Thank you and rest in peace sir!


----------



## LibraryLady (Dec 28, 2009)

Thank you for your service, sir.  Rest in peace.

LL


----------



## Trip_Wire (Dec 28, 2009)

View attachment 11312

RIP COL Howard, you are a real warrior!


----------



## 7point62 (Dec 29, 2009)

The kind of man you'd be proud die with.


----------



## racing_kitty (Dec 29, 2009)

Fair winds and following seas, COL.  Thank you so much for being such an outstanding warrior.


----------



## Centermass (Feb 5, 2010)

*For those in the Ft. Benning area: *

Col. Robert Howard (Ret.)

A Memorial Service at the Ranger Memorial was his final request. 

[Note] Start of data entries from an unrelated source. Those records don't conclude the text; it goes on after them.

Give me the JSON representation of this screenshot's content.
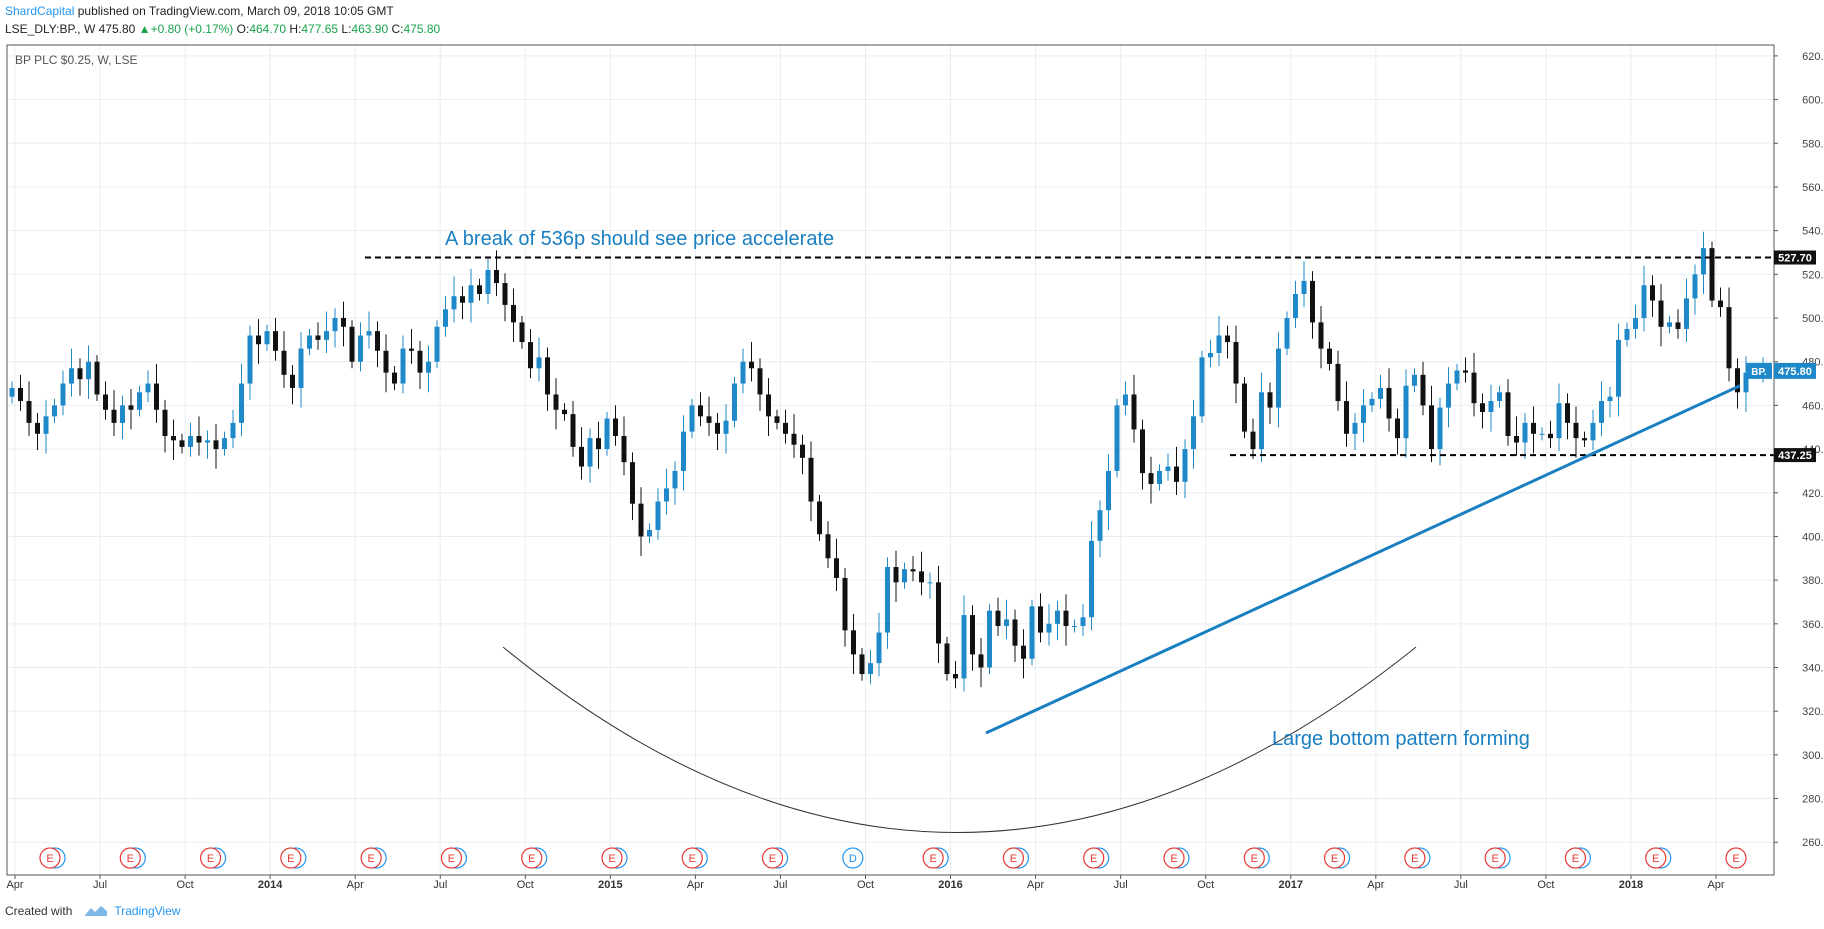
{
  "header": {
    "author": "ShardCapital",
    "published": "published on TradingView.com, March 09, 2018 10:05 GMT",
    "symbol": "LSE_DLY:BP., W",
    "last": "475.80",
    "change": "+0.80 (+0.17%)",
    "open_label": "O:",
    "open": "464.70",
    "high_label": "H:",
    "high": "477.65",
    "low_label": "L:",
    "low": "463.90",
    "close_label": "C:",
    "close": "475.80"
  },
  "footer": {
    "created_with": "Created with",
    "brand": "TradingView"
  },
  "colors": {
    "up": "#1e88c8",
    "down": "#111111",
    "trendline": "#1a7fc1",
    "annotation": "#1a7fc1",
    "grid": "#e9edf2"
  },
  "chart_data": {
    "type": "candlestick",
    "title": "BP PLC $0.25, W, LSE",
    "ylim": [
      245,
      625
    ],
    "y_ticks": [
      260,
      280,
      300,
      320,
      340,
      360,
      380,
      400,
      420,
      440,
      460,
      480,
      500,
      520,
      540,
      560,
      580,
      600,
      620
    ],
    "x_labels": [
      "Apr",
      "Jul",
      "Oct",
      "2014",
      "Apr",
      "Jul",
      "Oct",
      "2015",
      "Apr",
      "Jul",
      "Oct",
      "2016",
      "Apr",
      "Jul",
      "Oct",
      "2017",
      "Apr",
      "Jul",
      "Oct",
      "2018",
      "Apr"
    ],
    "bold_x_labels": [
      "2014",
      "2015",
      "2016",
      "2017",
      "2018"
    ],
    "close_series": [
      468,
      462,
      452,
      447,
      455,
      460,
      470,
      477,
      472,
      480,
      465,
      458,
      452,
      460,
      458,
      466,
      470,
      458,
      446,
      444,
      441,
      446,
      443,
      444,
      440,
      445,
      452,
      470,
      492,
      488,
      494,
      485,
      474,
      468,
      486,
      492,
      490,
      494,
      500,
      496,
      480,
      492,
      494,
      485,
      475,
      470,
      486,
      485,
      475,
      480,
      496,
      504,
      510,
      507,
      515,
      511,
      522,
      516,
      506,
      498,
      489,
      477,
      482,
      465,
      458,
      456,
      441,
      432,
      445,
      440,
      454,
      446,
      434,
      415,
      400,
      403,
      416,
      422,
      430,
      448,
      460,
      455,
      452,
      447,
      453,
      470,
      480,
      477,
      465,
      455,
      452,
      447,
      442,
      436,
      416,
      401,
      390,
      381,
      357,
      346,
      337,
      342,
      356,
      386,
      379,
      385,
      384,
      379,
      379,
      351,
      337,
      335,
      364,
      346,
      340,
      366,
      359,
      362,
      350,
      344,
      368,
      356,
      360,
      366,
      359,
      359,
      363,
      398,
      412,
      430,
      460,
      465,
      449,
      429,
      424,
      430,
      432,
      425,
      440,
      455,
      482,
      484,
      492,
      489,
      470,
      448,
      440,
      466,
      459,
      486,
      500,
      511,
      517,
      498,
      486,
      479,
      462,
      447,
      452,
      460,
      463,
      468,
      454,
      445,
      469,
      474,
      460,
      440,
      459,
      470,
      476,
      475,
      461,
      457,
      462,
      466,
      446,
      443,
      452,
      447,
      447,
      445,
      461,
      452,
      445,
      444,
      452,
      462,
      464,
      490,
      495,
      500,
      515,
      508,
      496,
      498,
      495,
      509,
      520,
      532,
      508,
      505,
      477,
      466,
      475,
      475,
      476
    ],
    "last_price": 475.8,
    "series_tag": "BP.",
    "price_tags": [
      {
        "label": "527.70",
        "value": 527.7
      },
      {
        "label": "437.25",
        "value": 437.25
      }
    ],
    "annotations": [
      {
        "text": "A break of 536p should see price accelerate"
      },
      {
        "text": "Large bottom pattern forming"
      }
    ],
    "event_markers": [
      "E",
      "E",
      "E",
      "E",
      "E",
      "E",
      "E",
      "E",
      "E",
      "E",
      "D",
      "E",
      "E",
      "E",
      "E",
      "E",
      "E",
      "E",
      "E",
      "E",
      "E",
      "E"
    ]
  }
}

17 February 2010 1100 hrs. 



*For those in the Washington DC area:*

The Funeral for Colonel Howard at Arlington National Cemetary will be Feb 22nd, 2010 at 11am. You must go through the Ft. Myer gate. It will be at the Memorial Chapel. He will be laid to rest next to Audie Murphy (whose record he exceeded)! The number to Arlington is 703-607-8000, if you wish to confirm. 

May God Bless RANGER Bob Howard. 

RLTW


----------